Postoperative jaundice due to surgical complications was observed in case 1. Renal clearance accounts for approximately 50% of the administered dose, while metabolism and biliary/intestinal excretion account for the remaining clearance [10]. Therefore, cholestasis due to anastomotic leakage of the choledochoduodenostomy appeared to be influenced the excretion of edoxaban from bile system in case 1; therefore, the monitoring of hepatic dysfunction is required for patients with PVT during edoxaban administration.
The ICG retention test has become a safe, rapid, reproducible, inexpensive and noninvasive tool for the assessment of liver function. Clinical evidence suggests that the ICG retention test can enable the establishment of tailored management strategies by providing prognostic information; however, it is not commonly used worldwide because of its low levels of evidences [11]. In case 2, subclinical hepatic impairment seemed to progress by ICGR15 otherwise preoperative Child–Pugh A, and hepatic resection was avoided according to this result. We decided edoxaban use and dose according to liver enzymes, total bilirubin and Child–Pugh A, since there is no evidence to reduce edoxaban dose according to the results of ICGR15.
A phase 3 study involving 8292 patients with acute VTE (the Hokusai-VTE) demonstrated that once-daily edoxaban was as effective as warfarin for the prevention of recurrent symptomatic VTE and was associated with a significantly lower rate of bleeding. Clinically relevant bleeding (major or non-major) occurred in 349 of 4118 patients (8.5%) in the edoxaban group and in 423 of 4122 patients (10.3%) in the warfarin group (hazard ratio [HR] 0.81; 95% confidence interval [CI] 0.71 to 0.94; P = 0.004). Major bleeding, including cerebral bleeding, occurred in 56 patients (1.4%) in the edoxaban group and 66 patients (1.6%) in the warfarin group (HR 0.84; 95% CI 0.59 to 1.21) [6].

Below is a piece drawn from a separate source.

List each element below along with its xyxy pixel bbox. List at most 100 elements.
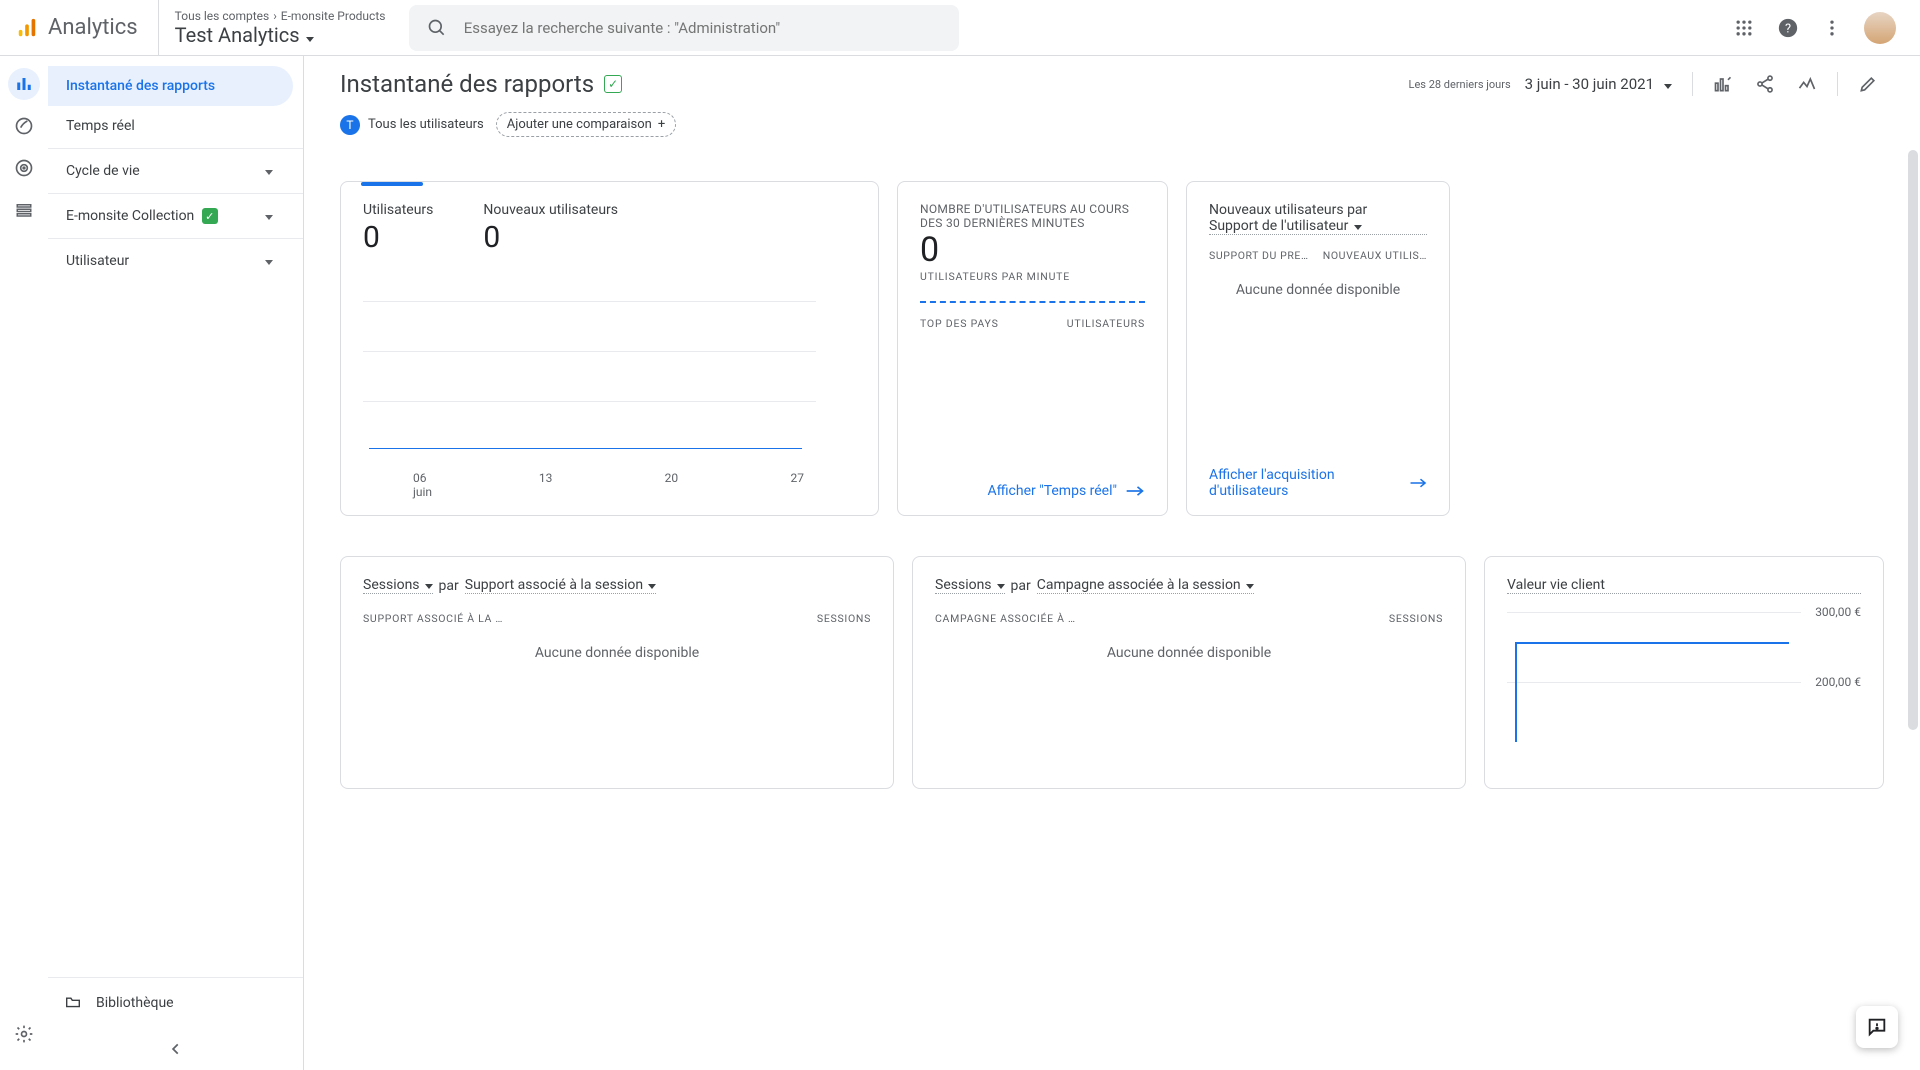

Cerebellar hemorrhage occurred in 2 of the 13 PVT cases treated with edoxaban in our department during the past 2 years. The incidence of cerebral bleeding seemed to be high compared to those reported in previous large-scale studies treated with edoxaban [6]. Very few studies have investigated the efficacy and safety of edoxaban administration for patients with PVT who have received recent abdominal surgery. Edoxaban should be used with caution, and proper informed consent should be obtained due to the potential of severe hemorrhagic adverse events after hepatobiliary surgery. We continued the use of edoxaban in other patients who have received its administration safely until the occurrence of case 2 checking hepatic and renal function during administration. We stopped the new entry of off-label use of edoxaban for PVT after the occurrence of case 2. A large-scale clinical study is required to clarify the feasibility and safety of edoxaban in patients with PVT who have received recent abdominal surgery.